Saturday, May 10, 2008

so freaking close

I am so annoyed. More than annoyed. Pissed off.

Y'all know that I love to knit. Knitting involves other things besides actually "knitting"; that is, the actual wrapping of yarn around a needle to produce a fabric. "Knitting" has an evil twin that is called "finishing" (also called "making up") which is all the tedious crap. Sewing seams, weaving loose ends of yarn, sewing on buttons, etc. That stuff.

Seams are my nemesis.

I was up all night last night finishing the baby sweater I'm making for a colleague. I'd finished all the knitting, and I planned to sew the seams of the sleeves and sides before going to bed. It's a baby sweater sized for a newborn. Neonatal infants aren't very big (although I can imagine all of my friends who are mothers thinking "not as small as you think"), and I didn't think that the seams would take very long.

Hah. It took me two.and.a.half.hours to sew those damn seams together. And I know how long it took because I was listening to audio lectures, and I went through two discs worth (70 minutes per disc). Approximately 140 minutes for a total 24 inches (60cm) of seam. By the time I'd finished, it was about 3:30 a.m. and I was so pissed off that I couldn't sleep so I stayed up to finished the bottom edge and buttonband which had to be done after the seams were sewn. The good thing is that the sweater is pretty much completed; the bad thing is that it was almost 6am by the time I crawled into bed this morning. But I've washed the sweater and blocked it and it's drying right now. All that's left is weaving in ends and attaching the button.

I've been making this sweater for myself and it's taken awhile. I started in January and it's lain in the knitting basket for awhile because I hadn't steeled myself for the dreaded finishing. I figured it was time to sew those damn seams.

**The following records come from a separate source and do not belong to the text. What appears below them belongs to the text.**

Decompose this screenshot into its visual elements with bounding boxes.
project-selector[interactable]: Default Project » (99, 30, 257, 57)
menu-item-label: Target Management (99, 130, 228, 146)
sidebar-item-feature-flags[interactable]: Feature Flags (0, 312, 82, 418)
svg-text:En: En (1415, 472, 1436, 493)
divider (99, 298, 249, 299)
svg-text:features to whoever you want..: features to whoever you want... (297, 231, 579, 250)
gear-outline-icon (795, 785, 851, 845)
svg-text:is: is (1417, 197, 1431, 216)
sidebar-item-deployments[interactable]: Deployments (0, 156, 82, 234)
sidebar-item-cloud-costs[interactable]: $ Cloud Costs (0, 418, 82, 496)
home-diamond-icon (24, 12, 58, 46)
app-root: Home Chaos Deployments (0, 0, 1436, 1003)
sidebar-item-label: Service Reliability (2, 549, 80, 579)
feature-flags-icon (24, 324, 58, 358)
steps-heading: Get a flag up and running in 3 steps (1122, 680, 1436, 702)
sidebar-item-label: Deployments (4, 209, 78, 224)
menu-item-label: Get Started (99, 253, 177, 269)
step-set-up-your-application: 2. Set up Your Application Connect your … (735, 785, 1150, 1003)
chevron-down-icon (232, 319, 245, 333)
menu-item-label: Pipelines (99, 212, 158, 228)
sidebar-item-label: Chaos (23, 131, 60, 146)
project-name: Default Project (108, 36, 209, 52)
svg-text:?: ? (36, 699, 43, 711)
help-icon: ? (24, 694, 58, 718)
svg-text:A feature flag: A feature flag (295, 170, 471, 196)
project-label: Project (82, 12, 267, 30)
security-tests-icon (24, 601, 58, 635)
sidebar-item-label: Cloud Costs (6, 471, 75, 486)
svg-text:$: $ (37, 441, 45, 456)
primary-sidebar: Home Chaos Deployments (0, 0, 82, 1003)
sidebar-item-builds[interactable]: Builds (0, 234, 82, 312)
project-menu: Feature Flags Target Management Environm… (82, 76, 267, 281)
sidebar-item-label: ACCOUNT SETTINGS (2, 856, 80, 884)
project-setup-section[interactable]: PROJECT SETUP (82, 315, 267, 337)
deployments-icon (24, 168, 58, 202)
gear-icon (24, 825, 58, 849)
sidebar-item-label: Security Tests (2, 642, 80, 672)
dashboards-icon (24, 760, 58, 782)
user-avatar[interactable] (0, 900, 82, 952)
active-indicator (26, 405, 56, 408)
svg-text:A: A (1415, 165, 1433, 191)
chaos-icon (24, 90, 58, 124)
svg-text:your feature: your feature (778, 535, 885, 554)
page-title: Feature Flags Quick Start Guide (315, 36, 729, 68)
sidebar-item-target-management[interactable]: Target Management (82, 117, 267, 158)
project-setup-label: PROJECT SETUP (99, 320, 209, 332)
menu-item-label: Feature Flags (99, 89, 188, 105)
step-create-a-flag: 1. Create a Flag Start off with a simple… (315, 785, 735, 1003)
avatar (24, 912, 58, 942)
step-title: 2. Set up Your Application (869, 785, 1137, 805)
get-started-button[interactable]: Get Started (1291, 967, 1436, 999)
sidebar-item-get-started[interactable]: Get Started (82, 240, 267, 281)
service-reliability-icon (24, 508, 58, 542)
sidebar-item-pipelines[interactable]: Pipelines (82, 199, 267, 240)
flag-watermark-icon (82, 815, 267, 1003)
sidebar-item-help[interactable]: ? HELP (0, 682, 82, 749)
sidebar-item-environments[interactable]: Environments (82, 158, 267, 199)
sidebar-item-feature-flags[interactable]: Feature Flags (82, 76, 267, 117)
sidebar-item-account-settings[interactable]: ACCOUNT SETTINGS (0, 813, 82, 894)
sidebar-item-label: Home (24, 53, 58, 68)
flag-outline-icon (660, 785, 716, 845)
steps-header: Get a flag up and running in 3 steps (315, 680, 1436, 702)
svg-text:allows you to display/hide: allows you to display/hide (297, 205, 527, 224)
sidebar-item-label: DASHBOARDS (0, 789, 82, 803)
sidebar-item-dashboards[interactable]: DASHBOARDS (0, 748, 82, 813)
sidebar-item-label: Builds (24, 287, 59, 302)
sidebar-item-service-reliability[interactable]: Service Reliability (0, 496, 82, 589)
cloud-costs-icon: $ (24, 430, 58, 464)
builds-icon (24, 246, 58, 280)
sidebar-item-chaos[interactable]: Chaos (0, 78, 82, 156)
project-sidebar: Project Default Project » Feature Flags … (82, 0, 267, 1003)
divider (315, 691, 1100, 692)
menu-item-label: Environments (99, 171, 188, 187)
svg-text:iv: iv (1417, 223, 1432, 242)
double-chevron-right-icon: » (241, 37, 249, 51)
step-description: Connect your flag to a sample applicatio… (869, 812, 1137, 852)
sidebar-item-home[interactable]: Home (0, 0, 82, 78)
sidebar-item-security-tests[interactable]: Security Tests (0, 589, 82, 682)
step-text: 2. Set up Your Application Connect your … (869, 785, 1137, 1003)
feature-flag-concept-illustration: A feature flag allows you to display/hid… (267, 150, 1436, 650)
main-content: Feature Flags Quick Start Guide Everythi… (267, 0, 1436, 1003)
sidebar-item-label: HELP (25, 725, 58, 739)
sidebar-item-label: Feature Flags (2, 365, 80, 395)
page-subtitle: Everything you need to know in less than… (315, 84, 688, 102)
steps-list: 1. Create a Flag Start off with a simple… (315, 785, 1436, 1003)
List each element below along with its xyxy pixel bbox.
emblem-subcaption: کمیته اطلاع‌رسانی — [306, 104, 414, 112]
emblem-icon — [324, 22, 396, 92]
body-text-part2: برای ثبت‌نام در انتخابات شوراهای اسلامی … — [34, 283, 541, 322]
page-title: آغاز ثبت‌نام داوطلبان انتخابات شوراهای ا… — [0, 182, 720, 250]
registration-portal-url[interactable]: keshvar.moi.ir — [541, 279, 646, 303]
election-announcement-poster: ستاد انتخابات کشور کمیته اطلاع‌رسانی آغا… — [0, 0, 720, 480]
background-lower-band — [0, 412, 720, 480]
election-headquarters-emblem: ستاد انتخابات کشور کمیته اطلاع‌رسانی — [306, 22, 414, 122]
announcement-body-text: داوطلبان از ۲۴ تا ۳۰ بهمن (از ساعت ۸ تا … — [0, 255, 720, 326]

The logical part of my brain knows that the reason that I hate seaming is that I'm not very skilled at it. Most of the objects I've made don't require seams of any sort. I've only made a few sweaters and only one had seams. There are different kinds of seaming techniques depending on what kind of stitch is present in the fabric, what kind of seam it is (e.g. shoulder or side seam along the body), which direction the stitch is oriented (i.e. if the seams were a row of toy soldiers, are they being lined up shoulder to shoulder or head to foot?) And I suck at just about each and every one of those techniques.

But I figured that after last night's warm up on the baby sweater (in which I experimented with about five different techniques to produce a seam that didn't suck), I figured I could complete my sweater. All I had to do was sew in the sleeves and that requires the backstitch technique, which is actually pretty easy.

Of course, when sewing together pieces in which the fabric looks exactly the same on both sides, extra care must be taken at the start to ensure that one is actually not sewing the sleeve inside out. While the fabric may look the same, the item itself has a definite shape, and it's frustrating; nay, curse-inducing, to sew in half the sleeve and realize that one has sewn the top of the sleeve to armpit.

Two hours later (more lectures to help measure time), and I've finished sewing all the seams and all that is left is to sew on the two buttons. Kat and I went up to Seattle a few weeks ago and I bought lots of cool buttons for this sweater as well as future projects.

And I can't find them. Any of them. $75 worth of buttons en casa incognita.

Now excuse me while I leave this blog and go sulk in a corner.

EDIT: found them. They were right were I thought I'd stored them, but I just didn't see them the first 18 times I looked.